I suppose then that my task here is to take the great legacy of the Doctor Communis and move forward with it--both in terms of progressing individually in intellect and virtue, and in advancing the greater common good through knowledge of the truth.  Culturally speaking, St. Thomas's philosophy is more than a mere source for metaphysical discussions that have no apparent practical import; rather, his thought is a source of metaphysical principles that help to order the mind and society.  The axiom "good theory begets good practise" comes to mind here.  Though we shouldn't be quick to judge any particular set of principles solely on the practical import it has.  For example, it would be quite incorrect (and hasty) to assert that because person x is a murderer, and person x studied scholastic philosophy that scholastic philosophy leads to the generation of murderers.  There are undoubtedly many facets involved in the generation of a murderer, but we would be false in thinking that scholastic philosophy is necessarily the tipping point.
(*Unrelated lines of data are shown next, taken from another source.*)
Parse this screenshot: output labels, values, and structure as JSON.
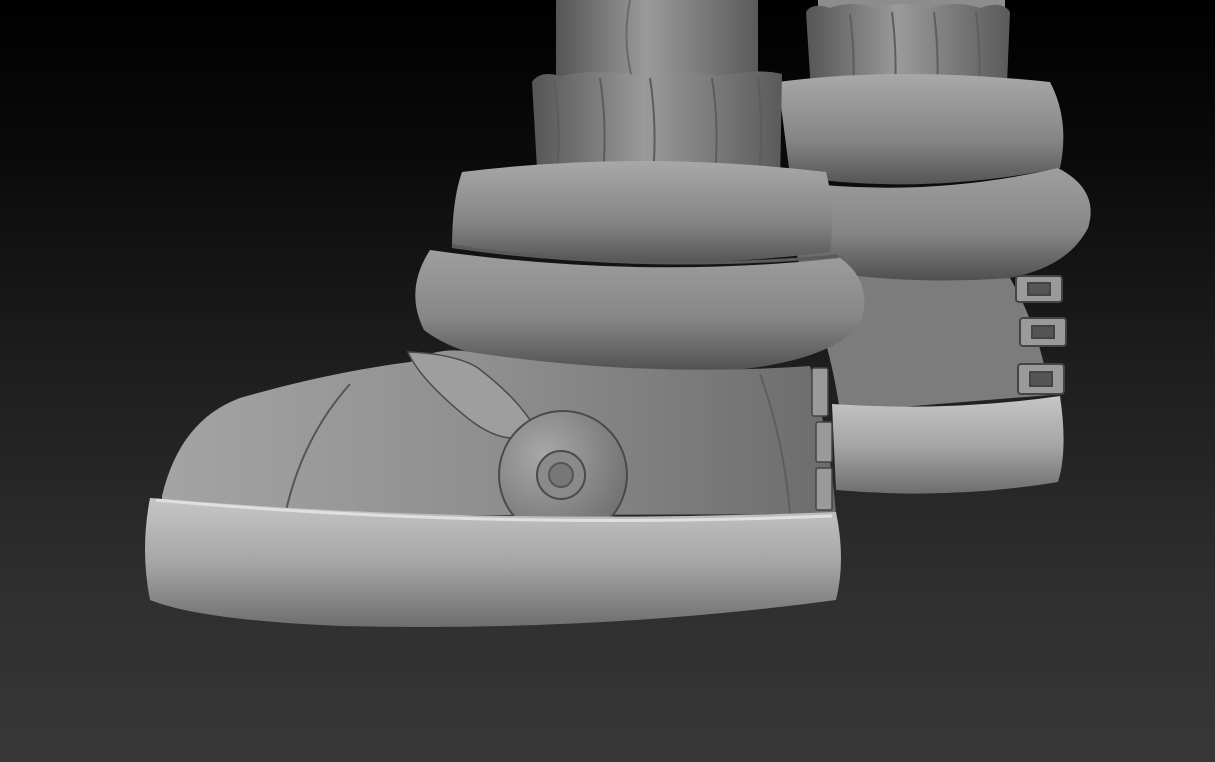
{
  "viewport": {
    "background_top": "#000000",
    "background_bottom": "#373737"
  },
  "model": {
    "material_color": "#8a8a8a",
    "highlight_color": "#c4c4c4",
    "shadow_color": "#3a3a3a"
  },
  "icons": {
    "front_boot": "boot-icon",
    "back_boot": "boot-icon"
  }
}
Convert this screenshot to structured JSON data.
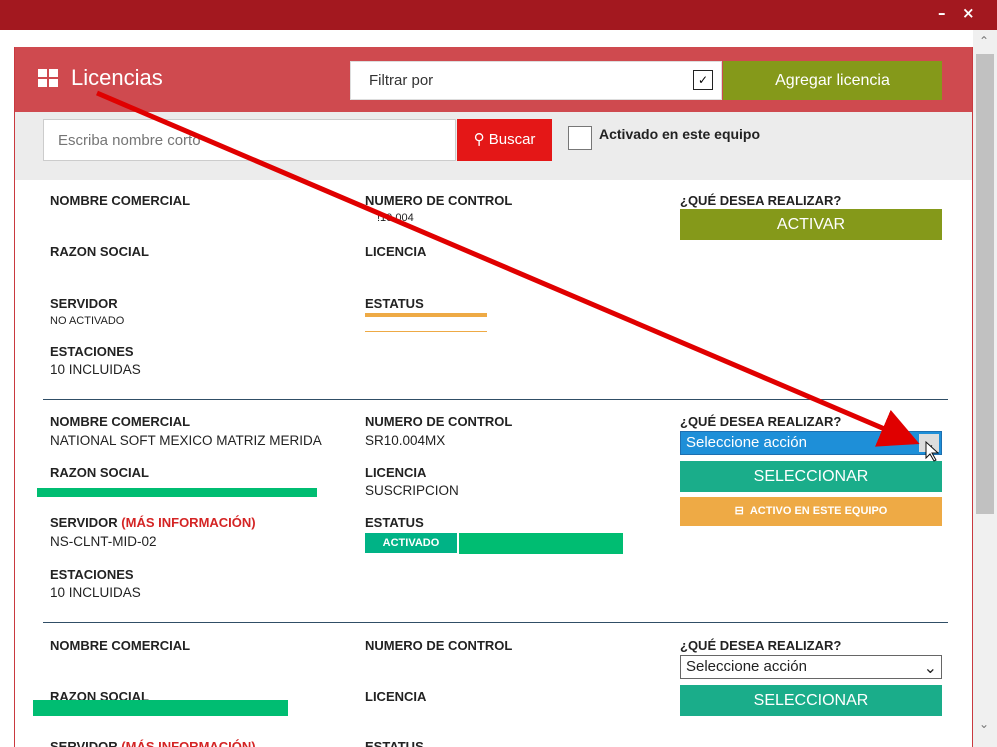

Good theory is in itself good-- and should be valued precisely because of its goodness.  A holy monk or nun who does God's work by contemplation and prayer with each passing day and night does just as much good work as someone assisting the poor by acts of corporeal service.  Both are different, yet both are good in themselves.  St. Thomas, while known for his practical philosophy (ius naturale, amongst others), is highly regarded for his metaphysical philosophy, which was perhaps largely the result of reconciling St. Augustine's theological system with Aristotle's system of natural philosophy.

Like I said, many reasons to celebrate today.

From a more practical side, however, St. Thomas offers some of the most inspiring thought on the virtues-- in essence his psychological treatises-- which never cease to occupy much of my thought, especially when I consider how I acted in any given moment and how I need to change or do better.  Virtues, as Aristotle said, are habits.  Indeed, when we look at how we act, we can not but help noticing that the good people in our lives are those who often times make it seem easy to be good.  When you think of that Uncle or Grandmother who always seems to be above everything, and always charitable and hopeful, it seems like being good is as easy as simply willing it.  To some extent it is that easy, but we know after reading the Nicomachean Ethics that being good-- or having an excellence about us-- is the repetition of a particular action in tandem with seeing others do the same.  Goodness and virtue can be in born, but for most of us they are the products of hard work, careful introspection...and much criticism.

For the import of culture-- one of the essential matrices-- St. Thomas acts as an underpinning to the co-existence and complementarity between faith and reason.  St. Thomas finds the healthy agreement that exists between a reasonable faith and a believing reason.  Étienne Gilson discussed this fitting together of two supposedly improbable puzzle pieces in his Reason and Revelation in the Middle Ages.  While Gilson poses the wide variety of responses to the question of how reason and revelation work together, from Tertullian to St. Bonaventure and Averroes, we are presented ultimately with the figure of St. Thomas who acts as the foundation to a proper understanding of the interrelation between faith and reason. 

Given our contemporaries' fixation on the animosity between the two, St. Thomas is a wonderful source for guidance on the purely Catholic view that reason without faith is hopeless, and faith without reason is dead.  When we abstract faith and act as though reason is an enemy, we are taking away from ourselves an angle and a lens through which we can more clearly see our religion and experience the God Who from the beginning endowed us with the precious ability to think and abstract-- to ponder, wonder, feel, express, and ultimately love.

St. Thomas should be a paragon for our vision of the world: as a place full of wonder and mystery; as an unfolding before our eyes of the Love of God Who not only gave His only Son for our redemption, but the beauty of the cosmos for our enjoyment, for our virtue-- one another for manifestations of His Love-- and all that is for the exhilaration of simple joy that comes from knowing the truth of things.